Não é mim a quem corresponde, caro amigo, emitir um julgamento sobre um livro do qual sou objeto. Saiba, contudo, que sua tentativa de captar até o âmago de minha maneira ver as coisas iluminou-me sobre numerosos detalhes, sobre numerosas ilusões surgidas do êxtase ou da negação, e que, deste modo, fez-me um pouco mais exterior, um pouco mais estranho a mim mesmo, a qual deveria ser a ambição de quem se compromete nessa aventura de espectador que é o conhecimento em si. Tem razão em ter deixado de lado as “influências”. Sofri muitas, porque não havendo praticado nenhum ofício pude através dos anos ler um número considerável de autores. Quais citar? Todos aqueles — e são uma legião — que de Theognis a Beckett dedicaram suas reservas à legitimidade da existência.

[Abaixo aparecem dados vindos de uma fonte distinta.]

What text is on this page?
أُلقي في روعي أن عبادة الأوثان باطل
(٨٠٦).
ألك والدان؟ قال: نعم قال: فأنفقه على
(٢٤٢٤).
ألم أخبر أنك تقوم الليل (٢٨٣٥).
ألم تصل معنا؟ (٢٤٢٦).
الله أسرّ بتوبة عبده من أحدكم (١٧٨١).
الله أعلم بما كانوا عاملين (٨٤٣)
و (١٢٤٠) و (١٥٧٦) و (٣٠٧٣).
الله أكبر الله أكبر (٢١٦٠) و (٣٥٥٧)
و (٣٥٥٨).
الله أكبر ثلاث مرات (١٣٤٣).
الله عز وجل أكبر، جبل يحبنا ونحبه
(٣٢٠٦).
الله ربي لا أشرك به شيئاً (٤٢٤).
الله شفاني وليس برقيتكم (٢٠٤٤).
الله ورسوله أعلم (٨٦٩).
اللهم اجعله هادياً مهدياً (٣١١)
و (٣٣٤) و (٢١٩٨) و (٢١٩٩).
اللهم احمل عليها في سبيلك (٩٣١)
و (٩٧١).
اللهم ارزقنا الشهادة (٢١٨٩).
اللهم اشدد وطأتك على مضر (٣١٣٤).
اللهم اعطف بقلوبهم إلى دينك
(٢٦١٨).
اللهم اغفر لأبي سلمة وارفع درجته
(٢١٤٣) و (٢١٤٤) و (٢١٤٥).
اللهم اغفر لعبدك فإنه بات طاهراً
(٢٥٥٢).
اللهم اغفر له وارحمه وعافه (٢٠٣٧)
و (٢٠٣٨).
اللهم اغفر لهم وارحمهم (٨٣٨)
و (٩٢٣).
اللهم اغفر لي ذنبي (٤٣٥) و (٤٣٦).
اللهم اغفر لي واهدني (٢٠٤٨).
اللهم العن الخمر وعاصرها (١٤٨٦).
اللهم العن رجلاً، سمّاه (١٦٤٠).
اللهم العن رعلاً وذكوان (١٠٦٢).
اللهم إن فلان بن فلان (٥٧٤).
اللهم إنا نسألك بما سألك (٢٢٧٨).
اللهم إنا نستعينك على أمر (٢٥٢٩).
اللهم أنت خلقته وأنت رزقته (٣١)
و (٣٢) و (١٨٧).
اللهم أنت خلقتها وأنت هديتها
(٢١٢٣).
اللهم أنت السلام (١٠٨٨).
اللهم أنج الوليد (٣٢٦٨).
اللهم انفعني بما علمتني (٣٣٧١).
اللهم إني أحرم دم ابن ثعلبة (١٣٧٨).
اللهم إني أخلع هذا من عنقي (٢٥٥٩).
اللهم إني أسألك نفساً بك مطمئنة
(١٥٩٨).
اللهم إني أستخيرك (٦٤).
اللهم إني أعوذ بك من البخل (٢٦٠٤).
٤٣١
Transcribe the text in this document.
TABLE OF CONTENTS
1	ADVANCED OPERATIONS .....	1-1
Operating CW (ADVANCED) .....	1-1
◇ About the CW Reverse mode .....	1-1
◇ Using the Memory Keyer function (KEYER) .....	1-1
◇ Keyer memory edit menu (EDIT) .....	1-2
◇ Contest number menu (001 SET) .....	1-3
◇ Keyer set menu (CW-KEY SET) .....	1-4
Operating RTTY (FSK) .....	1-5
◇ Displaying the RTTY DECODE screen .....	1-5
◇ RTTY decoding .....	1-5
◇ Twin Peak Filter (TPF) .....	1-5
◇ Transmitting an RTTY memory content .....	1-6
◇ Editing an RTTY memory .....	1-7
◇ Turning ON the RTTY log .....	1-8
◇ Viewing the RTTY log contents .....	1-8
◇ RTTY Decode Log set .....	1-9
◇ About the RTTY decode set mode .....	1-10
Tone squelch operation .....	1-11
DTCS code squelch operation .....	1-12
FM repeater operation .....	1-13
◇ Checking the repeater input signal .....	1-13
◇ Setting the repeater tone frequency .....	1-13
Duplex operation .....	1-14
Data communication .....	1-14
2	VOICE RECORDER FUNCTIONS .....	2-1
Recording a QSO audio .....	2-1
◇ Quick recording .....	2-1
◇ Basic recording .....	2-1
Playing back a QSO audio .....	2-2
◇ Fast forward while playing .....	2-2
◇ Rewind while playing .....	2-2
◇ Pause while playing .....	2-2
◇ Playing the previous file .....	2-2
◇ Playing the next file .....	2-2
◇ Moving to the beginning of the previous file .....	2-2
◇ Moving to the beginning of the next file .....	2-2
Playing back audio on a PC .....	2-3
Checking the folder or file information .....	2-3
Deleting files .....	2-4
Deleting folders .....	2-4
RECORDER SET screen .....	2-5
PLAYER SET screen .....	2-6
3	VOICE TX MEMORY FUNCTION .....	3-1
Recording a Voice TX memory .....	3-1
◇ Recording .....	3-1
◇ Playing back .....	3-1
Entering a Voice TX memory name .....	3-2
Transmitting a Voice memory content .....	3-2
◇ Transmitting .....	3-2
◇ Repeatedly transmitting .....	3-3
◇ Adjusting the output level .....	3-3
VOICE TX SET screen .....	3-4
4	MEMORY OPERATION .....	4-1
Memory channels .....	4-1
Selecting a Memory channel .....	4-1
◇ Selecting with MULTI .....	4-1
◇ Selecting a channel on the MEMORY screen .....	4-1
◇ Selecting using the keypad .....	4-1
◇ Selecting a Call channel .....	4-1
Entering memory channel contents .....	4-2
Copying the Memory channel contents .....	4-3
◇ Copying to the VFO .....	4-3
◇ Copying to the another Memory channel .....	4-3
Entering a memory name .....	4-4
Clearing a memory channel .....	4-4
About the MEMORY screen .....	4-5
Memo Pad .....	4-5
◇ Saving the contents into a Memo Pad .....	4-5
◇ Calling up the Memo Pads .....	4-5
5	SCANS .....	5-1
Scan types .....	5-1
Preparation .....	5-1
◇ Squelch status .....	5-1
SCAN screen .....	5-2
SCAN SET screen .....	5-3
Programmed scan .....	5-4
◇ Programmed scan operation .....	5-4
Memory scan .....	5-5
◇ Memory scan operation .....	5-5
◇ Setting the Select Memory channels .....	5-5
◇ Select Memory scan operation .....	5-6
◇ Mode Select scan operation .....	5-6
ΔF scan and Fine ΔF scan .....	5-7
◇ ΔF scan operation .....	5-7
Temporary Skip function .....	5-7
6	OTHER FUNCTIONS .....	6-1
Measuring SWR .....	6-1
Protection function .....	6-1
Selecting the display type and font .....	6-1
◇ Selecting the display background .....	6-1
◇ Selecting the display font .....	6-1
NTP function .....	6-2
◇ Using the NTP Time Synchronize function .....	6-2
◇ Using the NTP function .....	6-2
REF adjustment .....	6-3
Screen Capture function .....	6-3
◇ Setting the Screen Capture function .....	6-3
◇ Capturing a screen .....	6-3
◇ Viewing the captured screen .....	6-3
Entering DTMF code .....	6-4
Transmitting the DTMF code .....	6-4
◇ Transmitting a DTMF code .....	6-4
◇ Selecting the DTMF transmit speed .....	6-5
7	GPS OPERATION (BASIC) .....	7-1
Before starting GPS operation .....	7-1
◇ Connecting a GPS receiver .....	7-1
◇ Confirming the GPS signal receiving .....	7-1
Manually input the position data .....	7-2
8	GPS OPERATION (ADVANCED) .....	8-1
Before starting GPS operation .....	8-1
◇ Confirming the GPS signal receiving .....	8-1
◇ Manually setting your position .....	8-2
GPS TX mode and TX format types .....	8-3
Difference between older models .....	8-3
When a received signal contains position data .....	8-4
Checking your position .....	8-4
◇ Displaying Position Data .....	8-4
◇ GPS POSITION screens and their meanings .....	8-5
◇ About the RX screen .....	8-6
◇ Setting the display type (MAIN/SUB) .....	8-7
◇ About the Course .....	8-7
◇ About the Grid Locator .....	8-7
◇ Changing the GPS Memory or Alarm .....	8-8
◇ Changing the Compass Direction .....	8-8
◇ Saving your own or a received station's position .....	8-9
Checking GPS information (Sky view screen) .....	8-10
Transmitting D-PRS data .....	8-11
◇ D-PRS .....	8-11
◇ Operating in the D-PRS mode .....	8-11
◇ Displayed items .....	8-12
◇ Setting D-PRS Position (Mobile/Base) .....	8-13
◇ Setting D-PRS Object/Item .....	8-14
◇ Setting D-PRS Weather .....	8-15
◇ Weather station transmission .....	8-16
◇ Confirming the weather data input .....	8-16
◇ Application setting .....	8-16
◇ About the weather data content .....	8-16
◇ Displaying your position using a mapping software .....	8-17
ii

Não são, no entanto, minhas leituras que me formaram, mas os acidentes e encontros. Tudo o que descrevi é fruto de circunstâncias, de azares, de conversações, reflexões noturnas, crises de depressão mais ou menos cotidianas. De obsessões intoleráveis. Meu estado de saúde afortunadamente ruim é, em grande parte, responsável pela direção, pela cor, de meus pensamentos. Comecei a ser “eu” graças à insônia, a essa catástrofe que devo tudo, e que marcou tão profundamente minha juventude. Se percebi certas coisas neste mundo, é porque tive a sorte de não poder dormir…
E nisso tudo o que há da filosofia? Pede que lhe diga brevemente qual a concepção exata que tenho dela. É muito evidente que não sou filósofo, mas é justo dizer que meu despertar para a consciência coincidiu-se com o culto fanático à filosofia. Quando era estudante não lia mais que filosofia e não cria mais que em sistemas. Depois, tudo o que pude experimentar ou pensar não havia sido mais que uma luta contra toda forma de sistema, em qualquer âmbito. Você poderia pôr como subtítulo de sua obra: Do Antissistema.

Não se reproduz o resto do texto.